Innovation starts locally—not in Washington.  Yet, over the past few years, we have witnessed the unprecedented expansion of the federal government into our classrooms.

Decades of regulations, mandates and rules have been piling up on our educators, but failing to improve our students’ education.

Congress is set to reconsider, and potentially reauthorize, the Elementary and Secondary Education Act (ESEA).

This law outlines federal programs for K-12 education and was last reauthorized in 2002 as No Child Left Behind (NCLB), which further expanded Washington’s intrusion in our schools by creating new federal mandates.

No Child Left Behind also expired in 2007.

This means the Obama administration has been able to operate without certain limitations and has strong-armed states into complying with its liberal education agenda.

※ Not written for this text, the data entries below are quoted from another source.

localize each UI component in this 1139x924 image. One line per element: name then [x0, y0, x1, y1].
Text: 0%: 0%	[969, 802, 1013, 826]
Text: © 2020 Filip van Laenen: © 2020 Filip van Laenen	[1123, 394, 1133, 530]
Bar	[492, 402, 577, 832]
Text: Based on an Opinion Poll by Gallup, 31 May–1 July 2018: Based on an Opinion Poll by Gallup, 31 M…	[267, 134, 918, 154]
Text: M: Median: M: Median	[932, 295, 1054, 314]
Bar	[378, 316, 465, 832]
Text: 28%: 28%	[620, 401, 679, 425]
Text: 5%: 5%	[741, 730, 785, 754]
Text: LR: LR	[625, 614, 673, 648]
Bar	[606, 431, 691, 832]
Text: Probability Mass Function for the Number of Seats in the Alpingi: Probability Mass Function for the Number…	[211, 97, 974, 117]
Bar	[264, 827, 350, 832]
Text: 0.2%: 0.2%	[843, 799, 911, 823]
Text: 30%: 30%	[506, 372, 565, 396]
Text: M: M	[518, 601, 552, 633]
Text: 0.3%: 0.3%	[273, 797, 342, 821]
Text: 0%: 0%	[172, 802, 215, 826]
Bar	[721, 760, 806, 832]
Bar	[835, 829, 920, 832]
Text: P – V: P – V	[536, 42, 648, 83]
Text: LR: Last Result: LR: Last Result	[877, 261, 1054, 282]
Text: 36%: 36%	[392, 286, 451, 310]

Thankfully, we have the opportunity to get Uncle Sam out of the business of micromanaging our schools from the top-down and return control to our local families, educators and officials.

This week in the House, my colleagues and I are revisiting the way Washington approaches our K-12 federal education policy with consideration of H.R. 5, the Student Success Act.

This bill repeals and reforms many failed education policies like the Adequate Yearly Progress (AYP) mandate, but I challenge that we can do even better for our children and future generations.

Conservatives have the largest majority in Congress that we have had in years, and we have a real opportunity to stand against Washington’s culture of bureaucracy and make a difference in our federal approach to education—let’s ensure we truly return education decisions back to the local-level.

We all agree that local communities—and ultimately parents—are best equipped to meet the unique needs of each student. Accordingly, they should be able to decide how best to utilize federal funding.

This is why I introduced the Academic Partnerships Lead Us to Success (A-PLUS) amendment to the Student Success Act with Rep. Ron DeSantis (FL-06). The A-PLUS amendment would give states maximum flexibility by allowing them to opt-out of federal mandates and programs while retaining federal funding.

We can strengthen the Student Success Act’s goal of removing the federal government from our classrooms with this simple, common sense policy change.

States and taxpayers should be able to keep their dollars, opt-out of federal education programs without repercussion and focus on the needs of their students and communities.

Greater flexibility will yield greater accountability. A-PLUS would truly restore local control of education.

The status quo is failing our children and we need to ensure each child has access to a quality education and the opportunity to achieve their dreams.

Increasing local control of education and empowering parents and children through school choice initiatives is how we break these patterns and foster innovation in our school systems.

A-PLUS would restore state and local control of education and put parents, teachers and school leaders back in the driver’s seat.